O centro da perícope está nos vv. 4-7: permanecer em Cristo. Já numa primeira leitura, salta aos nossos olhos o uso do verbo “permanecer” (grego – méno). Esse verbo ocorre cerca de 40 vezes no evangelho de João. Dessas 40 ocorrências, 11 estão neste capítulo 15. No trecho proclamado na liturgia desse domingo, o verbo “permanecer” ocorre sete vezes no grego, embora em nossa tradução do lecionário ele apareça, por questões de estilo, uma oitava vez. Em Jo 15,4 o verbo ocorre apenas três vezes, e não quatro como na tradução do Lecionário. A frase de Jesus, que abre o versículo 4, é a seguinte: Permanecei em mim, e eu em vós.
Em cinco, dessas sete aparições do verbo “permanecer”, ele vem acompanhado da expressão “em mim”. Trata-se de “permanecer” em Jesus, de estar unido a Ele, assim como os ramos estão unidos à videira e recebem dela a seiva que os mantém verdes, vivos, capazes de produzir fruto. Quem não permanece em Cristo é como um ramo cortado. Logo seca, e para nada mais serve senão para ser lançado fora. Sem Cristo, nada podemos fazer (v. 5), mas quem “permanece n’Ele” pode pedir o que quiser, que isto lhe será dado (v.7): Se permanecerdes em mim e minhas palavras permanecerem em vós, pedi o que quiserdes e vos será dado.
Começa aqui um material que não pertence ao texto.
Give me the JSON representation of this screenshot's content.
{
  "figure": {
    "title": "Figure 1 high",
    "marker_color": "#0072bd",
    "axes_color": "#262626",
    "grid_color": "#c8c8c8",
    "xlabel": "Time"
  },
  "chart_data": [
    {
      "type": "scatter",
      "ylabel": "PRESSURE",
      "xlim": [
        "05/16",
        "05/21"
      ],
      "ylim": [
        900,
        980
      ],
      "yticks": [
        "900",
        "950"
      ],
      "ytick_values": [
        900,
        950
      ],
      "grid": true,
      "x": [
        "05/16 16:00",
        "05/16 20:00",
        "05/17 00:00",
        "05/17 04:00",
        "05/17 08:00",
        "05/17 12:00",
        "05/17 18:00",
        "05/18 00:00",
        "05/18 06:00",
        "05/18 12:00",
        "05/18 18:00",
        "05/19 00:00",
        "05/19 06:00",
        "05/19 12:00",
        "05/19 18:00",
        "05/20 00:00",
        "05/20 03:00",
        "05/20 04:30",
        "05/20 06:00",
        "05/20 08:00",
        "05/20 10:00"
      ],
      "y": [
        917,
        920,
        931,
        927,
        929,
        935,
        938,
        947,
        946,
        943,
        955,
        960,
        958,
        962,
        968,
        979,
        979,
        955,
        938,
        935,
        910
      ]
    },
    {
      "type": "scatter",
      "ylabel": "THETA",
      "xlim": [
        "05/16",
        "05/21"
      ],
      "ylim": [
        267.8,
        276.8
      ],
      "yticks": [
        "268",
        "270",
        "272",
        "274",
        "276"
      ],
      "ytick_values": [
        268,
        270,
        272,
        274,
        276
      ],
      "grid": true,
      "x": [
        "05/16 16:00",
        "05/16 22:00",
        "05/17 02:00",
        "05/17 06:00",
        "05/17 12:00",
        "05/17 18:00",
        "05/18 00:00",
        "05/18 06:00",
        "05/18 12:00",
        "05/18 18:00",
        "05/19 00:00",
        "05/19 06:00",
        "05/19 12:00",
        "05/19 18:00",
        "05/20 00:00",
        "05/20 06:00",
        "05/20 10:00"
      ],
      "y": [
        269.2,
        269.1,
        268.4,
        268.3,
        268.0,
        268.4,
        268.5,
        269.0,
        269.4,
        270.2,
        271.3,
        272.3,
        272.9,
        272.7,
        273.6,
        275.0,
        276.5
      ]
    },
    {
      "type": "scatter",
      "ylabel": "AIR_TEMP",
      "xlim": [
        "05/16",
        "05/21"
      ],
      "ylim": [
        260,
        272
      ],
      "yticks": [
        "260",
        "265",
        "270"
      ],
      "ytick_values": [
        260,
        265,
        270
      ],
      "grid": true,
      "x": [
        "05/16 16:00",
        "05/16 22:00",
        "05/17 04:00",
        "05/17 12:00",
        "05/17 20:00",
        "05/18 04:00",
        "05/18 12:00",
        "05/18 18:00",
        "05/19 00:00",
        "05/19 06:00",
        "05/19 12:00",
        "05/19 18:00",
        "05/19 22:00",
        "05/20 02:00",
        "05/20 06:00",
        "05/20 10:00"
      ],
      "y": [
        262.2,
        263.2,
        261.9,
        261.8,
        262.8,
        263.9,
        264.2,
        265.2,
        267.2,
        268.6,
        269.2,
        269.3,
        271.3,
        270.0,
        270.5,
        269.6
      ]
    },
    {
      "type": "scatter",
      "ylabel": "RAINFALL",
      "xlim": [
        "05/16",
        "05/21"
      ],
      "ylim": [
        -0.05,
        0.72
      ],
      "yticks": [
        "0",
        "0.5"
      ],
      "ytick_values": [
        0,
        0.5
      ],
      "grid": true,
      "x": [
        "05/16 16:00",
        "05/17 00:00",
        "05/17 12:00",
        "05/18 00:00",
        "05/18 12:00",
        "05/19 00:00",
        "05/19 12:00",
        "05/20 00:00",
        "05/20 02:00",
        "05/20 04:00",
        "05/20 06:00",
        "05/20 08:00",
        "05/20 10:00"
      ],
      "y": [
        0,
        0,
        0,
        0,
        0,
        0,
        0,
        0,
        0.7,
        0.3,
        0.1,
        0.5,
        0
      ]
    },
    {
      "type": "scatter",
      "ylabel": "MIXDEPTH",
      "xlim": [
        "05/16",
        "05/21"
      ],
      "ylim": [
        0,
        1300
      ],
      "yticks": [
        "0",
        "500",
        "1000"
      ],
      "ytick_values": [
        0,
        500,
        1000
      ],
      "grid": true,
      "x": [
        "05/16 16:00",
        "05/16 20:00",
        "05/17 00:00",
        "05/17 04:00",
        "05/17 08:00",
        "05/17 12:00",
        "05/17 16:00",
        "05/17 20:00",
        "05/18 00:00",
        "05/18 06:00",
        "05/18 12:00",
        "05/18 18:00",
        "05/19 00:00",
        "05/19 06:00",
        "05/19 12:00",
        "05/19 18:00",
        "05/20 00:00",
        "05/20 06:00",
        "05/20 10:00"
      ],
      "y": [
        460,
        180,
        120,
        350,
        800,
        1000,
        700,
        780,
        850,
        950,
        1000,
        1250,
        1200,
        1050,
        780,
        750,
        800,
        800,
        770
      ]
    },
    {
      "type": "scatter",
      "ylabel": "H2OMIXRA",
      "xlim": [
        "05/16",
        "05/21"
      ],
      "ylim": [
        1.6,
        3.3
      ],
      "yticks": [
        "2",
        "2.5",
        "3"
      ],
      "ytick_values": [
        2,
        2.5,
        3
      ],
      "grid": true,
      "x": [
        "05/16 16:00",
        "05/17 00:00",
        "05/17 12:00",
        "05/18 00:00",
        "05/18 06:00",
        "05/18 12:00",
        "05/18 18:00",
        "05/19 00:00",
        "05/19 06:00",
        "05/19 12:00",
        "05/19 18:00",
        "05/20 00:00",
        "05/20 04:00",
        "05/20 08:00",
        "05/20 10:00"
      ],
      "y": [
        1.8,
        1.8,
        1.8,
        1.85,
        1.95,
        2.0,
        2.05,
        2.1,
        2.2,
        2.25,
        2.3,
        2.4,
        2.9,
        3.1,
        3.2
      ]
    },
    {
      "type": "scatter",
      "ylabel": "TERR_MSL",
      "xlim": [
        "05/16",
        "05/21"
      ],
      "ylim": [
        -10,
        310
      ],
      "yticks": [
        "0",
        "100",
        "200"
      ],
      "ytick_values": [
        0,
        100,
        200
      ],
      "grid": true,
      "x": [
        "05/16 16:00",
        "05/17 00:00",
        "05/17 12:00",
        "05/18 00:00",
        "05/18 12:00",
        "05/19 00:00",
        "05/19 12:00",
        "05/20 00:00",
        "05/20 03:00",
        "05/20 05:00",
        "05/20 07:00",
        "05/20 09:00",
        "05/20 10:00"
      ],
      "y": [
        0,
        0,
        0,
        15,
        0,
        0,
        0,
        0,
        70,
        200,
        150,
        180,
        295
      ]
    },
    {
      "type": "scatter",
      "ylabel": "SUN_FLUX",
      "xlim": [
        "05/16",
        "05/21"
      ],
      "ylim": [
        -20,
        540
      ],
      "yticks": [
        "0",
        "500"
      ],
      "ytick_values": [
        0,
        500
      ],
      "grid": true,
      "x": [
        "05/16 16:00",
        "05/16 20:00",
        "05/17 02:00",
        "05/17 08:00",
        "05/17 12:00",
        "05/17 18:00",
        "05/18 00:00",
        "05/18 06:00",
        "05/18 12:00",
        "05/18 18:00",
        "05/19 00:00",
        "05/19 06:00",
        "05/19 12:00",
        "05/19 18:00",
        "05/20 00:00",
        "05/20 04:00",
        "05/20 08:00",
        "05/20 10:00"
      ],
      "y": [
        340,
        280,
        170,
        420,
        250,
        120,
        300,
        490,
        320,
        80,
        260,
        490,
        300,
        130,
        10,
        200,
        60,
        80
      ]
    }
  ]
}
O evangelho deste domingo nos leva a refletir sobre a necessidade de permanecer no Cristo. A imagem da videira e dos ramos é muito clara e, ao mesmo tempo, sugestiva. Não é uma união meramente moral ou baseada num comungar opiniões semelhantes. Trata-se de uma união vital, da qual depende a vida espiritual daquele que crê. Pelo Batismo, fomos unidos não à uma ideia, mas à uma pessoa: Cristo. Formos mergulhados na sua morte e recebemos a promessa de participarmos da sua ressurreição. No Batismo, tornamo-nos “cristãos”, “outros Cristos”, tamanha a comunhão de vida que em nós foi gerada. Em cada Eucaristia, comungamos do seu Corpo e Sangue. Nossa vida é unida à Sua vida, à vida do Cristo. De modo espiritual e sacramental, isso é um fato. Mas como isso transborda, se realiza, em nosso cotidiano? É uma pergunta que deve incomodar a cada um e que não precisa ser respondida de uma só vez. Penso que esta é uma reflexão para todos os dias e para toda a vida.
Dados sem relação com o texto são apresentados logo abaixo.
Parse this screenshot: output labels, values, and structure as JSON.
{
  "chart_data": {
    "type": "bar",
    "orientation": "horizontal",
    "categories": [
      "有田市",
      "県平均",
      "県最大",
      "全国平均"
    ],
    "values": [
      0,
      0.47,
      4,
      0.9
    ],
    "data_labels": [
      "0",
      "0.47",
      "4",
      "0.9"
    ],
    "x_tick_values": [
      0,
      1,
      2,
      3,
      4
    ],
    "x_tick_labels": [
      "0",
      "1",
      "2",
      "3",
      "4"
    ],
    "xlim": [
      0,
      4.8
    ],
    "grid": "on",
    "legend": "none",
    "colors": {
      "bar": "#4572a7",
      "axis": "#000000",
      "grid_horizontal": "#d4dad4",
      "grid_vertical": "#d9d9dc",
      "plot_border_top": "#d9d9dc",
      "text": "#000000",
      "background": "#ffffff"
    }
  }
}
A perícope termina com o v. 8: o Pai é glorificado quando damos muito fruto e nos tornamos discípulos de Cristo. Ora, se para dar frutos é necessário permanecer no Cristo, poderíamos dizer que o Pai é glorificado quando “permanecemos em Cristo”, tornando-nos seus “discípulos”.
Aqui poderíamos finalizar nossa reflexão unindo o Evangelho ao final da segunda leitura. Em 1Jo 3,24 lemos: Quem guarda os seus mandamentos permanece com Deus e Deus permanece com Ele. Que ele permanece conosco, sabemo-lo pelo Espírito que Ele nos deu. Este versículo nos dá um critério para sabermos se estamos ou não permanecendo em Cristo. O critério é: se guardamos ou não seus mandamentos, ou seja, se vivemos ou não de acordo com a sua Palavra. Ao mesmo tempo, o versículo nos oferece a possibilidade de termos a confirmação de que Ele permanece conosco: ele permanece conosco em virtude do Espírito que d’Ele recebemos.
Ele permanece conosco, sempre! Peçamos a graça de também permanecer com Ele, a fim de que nos tornemos verdadeiros discípulos e venhamos a produzir muitos frutos.
[1] Assim o Tempo Pascal era designado por Santo Atanásio. Cf. Cartas Festais, I.